On Luncheon: A Word Of Advice To Those Hampered By Celebrity

Astonishingly enough, my now-frequent luncheons out have gone completely unnoticed by The Media At Large.  It would seem that Hillary is Doing It Wrong.  I've given this quite a bit of thought lately since the former Secretary has been all over the television news, print media, and Interwebs munching on salads with President Obama and rumoured to be lunching with Vice President Biden soon.  If Hillary wants to have a nice afternoon meal (or snack, or cocktail with nibblies) with her friends, and she does not want it to become Journalistic Fodder and a Media Event, she should pay attention to the points I delineate below.

1.  Location:  Hillary went to the White House for lunch.  I go to relatively pedestrian, often chain, restaurants.  There is no way that a bunch of reporters are hanging out in a press pool at the Ruby Tuesday or the Olive Garden.  Additionally, I lunch in Northeastern Ohio, where no one of any consequence lives or works, (unless you count members of the Cleveland Browns football team or the Cleveland Indians baseball team.  Right.  I didn't think so.)

2.  Location 2.0:  Hillary and Barack ate (ahem) outdoors.  As in, outside.  As in, not inside like People.  Also as in, They Were Asking For It.  Now, while I applaud the Secretary for considering being photographed in natural light, this is an Invitation For A Photo-Op.  I, on the other hand, always ask if we can be seated along a wall with no vents so that I am not cold, which pretty much guarantees an obstructed view for cameras.  (It is a Given for all Dept. readers that I will not eat outside. How silly.)

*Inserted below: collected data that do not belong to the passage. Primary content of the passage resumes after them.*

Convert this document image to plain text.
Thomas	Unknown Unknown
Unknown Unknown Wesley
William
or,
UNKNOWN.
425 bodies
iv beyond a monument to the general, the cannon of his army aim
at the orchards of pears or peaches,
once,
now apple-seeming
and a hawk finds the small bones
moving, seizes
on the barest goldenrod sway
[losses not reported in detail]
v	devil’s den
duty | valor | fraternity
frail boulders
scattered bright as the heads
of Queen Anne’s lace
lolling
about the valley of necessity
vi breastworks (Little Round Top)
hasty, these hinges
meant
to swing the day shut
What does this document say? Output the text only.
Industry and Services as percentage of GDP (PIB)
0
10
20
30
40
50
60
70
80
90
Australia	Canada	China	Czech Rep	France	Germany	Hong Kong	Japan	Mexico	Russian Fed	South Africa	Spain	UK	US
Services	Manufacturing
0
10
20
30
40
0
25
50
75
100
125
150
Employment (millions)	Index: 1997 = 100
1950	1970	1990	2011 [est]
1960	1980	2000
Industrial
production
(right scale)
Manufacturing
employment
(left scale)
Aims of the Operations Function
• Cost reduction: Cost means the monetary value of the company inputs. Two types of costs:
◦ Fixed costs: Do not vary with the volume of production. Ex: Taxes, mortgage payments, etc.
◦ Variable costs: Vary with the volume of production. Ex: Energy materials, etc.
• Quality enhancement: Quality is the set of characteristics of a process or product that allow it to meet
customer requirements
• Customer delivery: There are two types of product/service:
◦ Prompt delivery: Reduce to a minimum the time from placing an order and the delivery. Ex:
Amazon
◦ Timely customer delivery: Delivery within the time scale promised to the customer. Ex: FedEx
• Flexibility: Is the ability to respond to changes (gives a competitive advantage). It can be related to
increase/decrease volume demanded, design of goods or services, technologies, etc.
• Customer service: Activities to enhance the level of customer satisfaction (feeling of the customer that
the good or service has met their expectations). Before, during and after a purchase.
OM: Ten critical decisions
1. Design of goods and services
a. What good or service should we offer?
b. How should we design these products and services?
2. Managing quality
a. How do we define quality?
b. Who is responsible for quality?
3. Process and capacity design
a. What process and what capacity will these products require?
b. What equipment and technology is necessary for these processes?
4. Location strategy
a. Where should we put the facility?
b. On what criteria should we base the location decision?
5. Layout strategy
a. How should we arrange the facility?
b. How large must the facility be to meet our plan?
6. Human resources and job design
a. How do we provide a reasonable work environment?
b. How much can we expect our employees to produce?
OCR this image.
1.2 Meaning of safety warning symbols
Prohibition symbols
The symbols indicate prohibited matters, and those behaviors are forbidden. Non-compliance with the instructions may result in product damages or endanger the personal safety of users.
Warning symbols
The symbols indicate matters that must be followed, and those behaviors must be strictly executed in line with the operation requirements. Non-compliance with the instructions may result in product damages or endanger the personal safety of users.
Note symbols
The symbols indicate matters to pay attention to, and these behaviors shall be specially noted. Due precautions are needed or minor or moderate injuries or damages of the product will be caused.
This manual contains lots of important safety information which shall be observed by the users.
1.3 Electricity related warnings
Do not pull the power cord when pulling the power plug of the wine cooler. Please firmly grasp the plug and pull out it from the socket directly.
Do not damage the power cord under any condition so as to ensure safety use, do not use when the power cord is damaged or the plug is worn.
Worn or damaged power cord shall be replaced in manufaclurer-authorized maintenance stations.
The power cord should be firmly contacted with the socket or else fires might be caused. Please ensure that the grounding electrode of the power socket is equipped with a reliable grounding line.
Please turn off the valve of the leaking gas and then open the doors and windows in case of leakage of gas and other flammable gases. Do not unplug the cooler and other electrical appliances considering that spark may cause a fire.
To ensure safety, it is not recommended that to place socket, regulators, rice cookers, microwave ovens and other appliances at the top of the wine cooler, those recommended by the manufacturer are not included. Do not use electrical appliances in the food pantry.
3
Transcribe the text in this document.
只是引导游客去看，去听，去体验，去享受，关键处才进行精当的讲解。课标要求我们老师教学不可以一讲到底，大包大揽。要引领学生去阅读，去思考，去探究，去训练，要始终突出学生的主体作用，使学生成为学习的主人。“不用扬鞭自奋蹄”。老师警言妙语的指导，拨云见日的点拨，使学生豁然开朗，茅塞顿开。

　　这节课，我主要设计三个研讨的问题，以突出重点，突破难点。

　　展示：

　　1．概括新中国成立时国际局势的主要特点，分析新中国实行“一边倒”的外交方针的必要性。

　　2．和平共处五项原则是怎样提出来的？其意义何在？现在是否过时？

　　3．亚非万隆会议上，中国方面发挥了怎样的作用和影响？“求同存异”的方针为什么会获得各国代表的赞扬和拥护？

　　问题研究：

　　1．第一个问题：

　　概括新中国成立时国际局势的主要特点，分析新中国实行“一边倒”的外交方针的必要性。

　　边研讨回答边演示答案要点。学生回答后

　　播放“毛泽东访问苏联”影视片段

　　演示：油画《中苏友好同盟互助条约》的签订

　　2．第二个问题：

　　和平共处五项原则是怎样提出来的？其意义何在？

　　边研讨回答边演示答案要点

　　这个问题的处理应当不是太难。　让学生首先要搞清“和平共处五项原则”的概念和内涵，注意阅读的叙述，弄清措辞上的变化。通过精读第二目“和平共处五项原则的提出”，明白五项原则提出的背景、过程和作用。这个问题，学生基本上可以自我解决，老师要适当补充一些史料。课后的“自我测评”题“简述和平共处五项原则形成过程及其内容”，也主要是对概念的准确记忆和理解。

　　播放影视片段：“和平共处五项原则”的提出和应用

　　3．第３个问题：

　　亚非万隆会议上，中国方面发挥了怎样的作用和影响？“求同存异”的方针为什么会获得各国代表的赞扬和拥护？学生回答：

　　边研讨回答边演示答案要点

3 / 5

3.  Companions:  Hillary's lunch companions are Washington D.C. elites.  My lunch buddies are retired teachers, teachers on summer break, friends, and family.  I would venture to say that a good 80% of the people who Hillary pals around with or is related to probably are newsworthy on their own.  I would say that a good 99.9% of the people who I can call up and who would know who I was are not.  Newsworthy, I mean.  This is how I can maintain my Cloak Of Privacy and Anonymity, but Hillary cannot. 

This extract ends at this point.